Ada juga Susi Pudjiati, Menteri Kelautan
dan Perikanan Indonesia yang hanya lulusan SMP. Lulusan SMP tidak membuat
beliau rendah diri dan patah semangat. Nyatanya, berkat kegigihannya dalam
berdagang, beliau berhasil mendirikan sejumlah bisnis, salah satunya bisnis
penerbangan Susi Air.
Baca Juga : Gak Tamat SD, Ini Crazy Rich Pariaman yang Punya Ferrari, Harley, dan Aston Martin
5. Masa Lalu adalah Masa Lalu, Masa Depan Ditentukan dari Sekarang
Masa lalu yang suram, hutang yang menumpuk,
atau kerugian jujur saja sedikit banyak akan membuat kita kecewa pada diri
sendiri, tertekan, dan terpuruk. Namun apakah akan terus terpuruk atau justru
kembali bangkit itu tergantung ke masing-masing orang.

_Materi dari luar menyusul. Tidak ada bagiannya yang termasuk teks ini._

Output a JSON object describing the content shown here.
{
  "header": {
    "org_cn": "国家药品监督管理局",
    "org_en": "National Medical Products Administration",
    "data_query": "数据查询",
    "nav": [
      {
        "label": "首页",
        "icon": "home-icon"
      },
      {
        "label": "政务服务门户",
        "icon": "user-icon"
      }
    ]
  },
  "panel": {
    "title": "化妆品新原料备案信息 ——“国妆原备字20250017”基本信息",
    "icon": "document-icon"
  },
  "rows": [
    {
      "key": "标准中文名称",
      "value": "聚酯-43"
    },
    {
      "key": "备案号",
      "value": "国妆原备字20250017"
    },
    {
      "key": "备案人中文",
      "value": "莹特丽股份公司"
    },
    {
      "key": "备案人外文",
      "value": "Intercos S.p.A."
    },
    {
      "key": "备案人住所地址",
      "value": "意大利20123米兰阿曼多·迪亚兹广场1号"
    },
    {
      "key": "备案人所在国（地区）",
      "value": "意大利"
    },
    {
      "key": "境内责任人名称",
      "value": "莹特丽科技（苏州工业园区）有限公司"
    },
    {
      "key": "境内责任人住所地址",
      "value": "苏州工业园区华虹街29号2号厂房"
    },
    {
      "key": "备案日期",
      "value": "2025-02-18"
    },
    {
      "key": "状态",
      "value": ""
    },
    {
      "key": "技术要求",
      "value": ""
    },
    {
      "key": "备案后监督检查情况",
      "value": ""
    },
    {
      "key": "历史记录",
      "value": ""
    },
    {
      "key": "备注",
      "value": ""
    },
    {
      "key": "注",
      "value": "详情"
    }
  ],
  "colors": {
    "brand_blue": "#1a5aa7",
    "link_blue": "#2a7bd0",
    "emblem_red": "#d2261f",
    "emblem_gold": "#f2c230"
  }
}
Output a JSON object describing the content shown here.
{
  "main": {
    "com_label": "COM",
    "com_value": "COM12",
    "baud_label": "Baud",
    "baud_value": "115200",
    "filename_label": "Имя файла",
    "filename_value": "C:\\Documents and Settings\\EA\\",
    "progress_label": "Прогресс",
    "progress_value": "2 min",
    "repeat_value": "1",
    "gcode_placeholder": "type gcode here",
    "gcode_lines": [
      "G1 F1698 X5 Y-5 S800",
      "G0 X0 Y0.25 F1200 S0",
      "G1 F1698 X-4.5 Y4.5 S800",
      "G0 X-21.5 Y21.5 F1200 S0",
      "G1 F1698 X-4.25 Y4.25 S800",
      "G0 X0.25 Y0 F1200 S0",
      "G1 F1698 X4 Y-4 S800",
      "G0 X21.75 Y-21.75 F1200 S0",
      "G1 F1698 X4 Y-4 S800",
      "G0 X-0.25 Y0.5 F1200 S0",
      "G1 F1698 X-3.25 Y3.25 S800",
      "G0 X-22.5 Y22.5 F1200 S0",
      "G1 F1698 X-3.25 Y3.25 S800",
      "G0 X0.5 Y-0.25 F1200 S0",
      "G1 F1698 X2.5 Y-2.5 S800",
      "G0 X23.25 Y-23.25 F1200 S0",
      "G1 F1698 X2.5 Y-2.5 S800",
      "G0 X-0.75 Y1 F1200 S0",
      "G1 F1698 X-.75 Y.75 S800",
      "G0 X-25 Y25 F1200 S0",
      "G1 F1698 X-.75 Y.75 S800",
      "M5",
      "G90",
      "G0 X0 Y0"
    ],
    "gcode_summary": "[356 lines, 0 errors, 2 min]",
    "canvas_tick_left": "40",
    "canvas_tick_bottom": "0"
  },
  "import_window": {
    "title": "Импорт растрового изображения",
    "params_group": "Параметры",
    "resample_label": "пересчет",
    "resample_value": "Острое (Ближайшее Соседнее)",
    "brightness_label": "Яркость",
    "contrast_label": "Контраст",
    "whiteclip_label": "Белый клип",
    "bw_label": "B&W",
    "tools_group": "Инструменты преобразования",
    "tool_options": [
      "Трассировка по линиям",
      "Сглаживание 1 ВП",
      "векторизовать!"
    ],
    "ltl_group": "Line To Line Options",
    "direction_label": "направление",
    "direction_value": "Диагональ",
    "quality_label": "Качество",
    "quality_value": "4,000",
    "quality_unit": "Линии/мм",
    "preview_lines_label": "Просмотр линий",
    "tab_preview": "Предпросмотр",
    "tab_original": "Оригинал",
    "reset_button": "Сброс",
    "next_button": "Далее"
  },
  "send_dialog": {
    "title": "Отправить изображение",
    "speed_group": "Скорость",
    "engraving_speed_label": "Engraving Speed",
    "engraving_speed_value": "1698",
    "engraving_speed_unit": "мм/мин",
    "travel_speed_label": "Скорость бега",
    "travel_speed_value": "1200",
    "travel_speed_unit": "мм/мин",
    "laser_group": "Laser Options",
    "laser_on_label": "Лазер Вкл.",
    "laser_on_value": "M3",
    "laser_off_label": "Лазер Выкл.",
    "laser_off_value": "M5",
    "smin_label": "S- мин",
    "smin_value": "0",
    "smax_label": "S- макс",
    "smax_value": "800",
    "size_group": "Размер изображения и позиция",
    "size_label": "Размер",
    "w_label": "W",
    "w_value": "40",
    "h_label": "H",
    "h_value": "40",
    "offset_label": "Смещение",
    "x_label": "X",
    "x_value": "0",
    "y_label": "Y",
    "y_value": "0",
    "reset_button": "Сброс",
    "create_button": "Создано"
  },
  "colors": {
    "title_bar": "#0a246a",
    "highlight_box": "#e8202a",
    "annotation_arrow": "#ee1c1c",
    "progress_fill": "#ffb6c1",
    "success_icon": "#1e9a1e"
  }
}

Ada salah satu kutipan yang aku suka :
“Kita memang harus menerima kekecewaan,
tapi jangan sampai kita kehilangan harapan” – Martin Luther King Jr.
Dari salah satu artikel yang aku baca di Money
Smart, aku mendapatkan pencerahan.
Kecewa itu wajar dan hal itu memang pasti
kita alami. Akan tetapi, jangan lantas kekecewaan itu membuatku kehilangan harapan.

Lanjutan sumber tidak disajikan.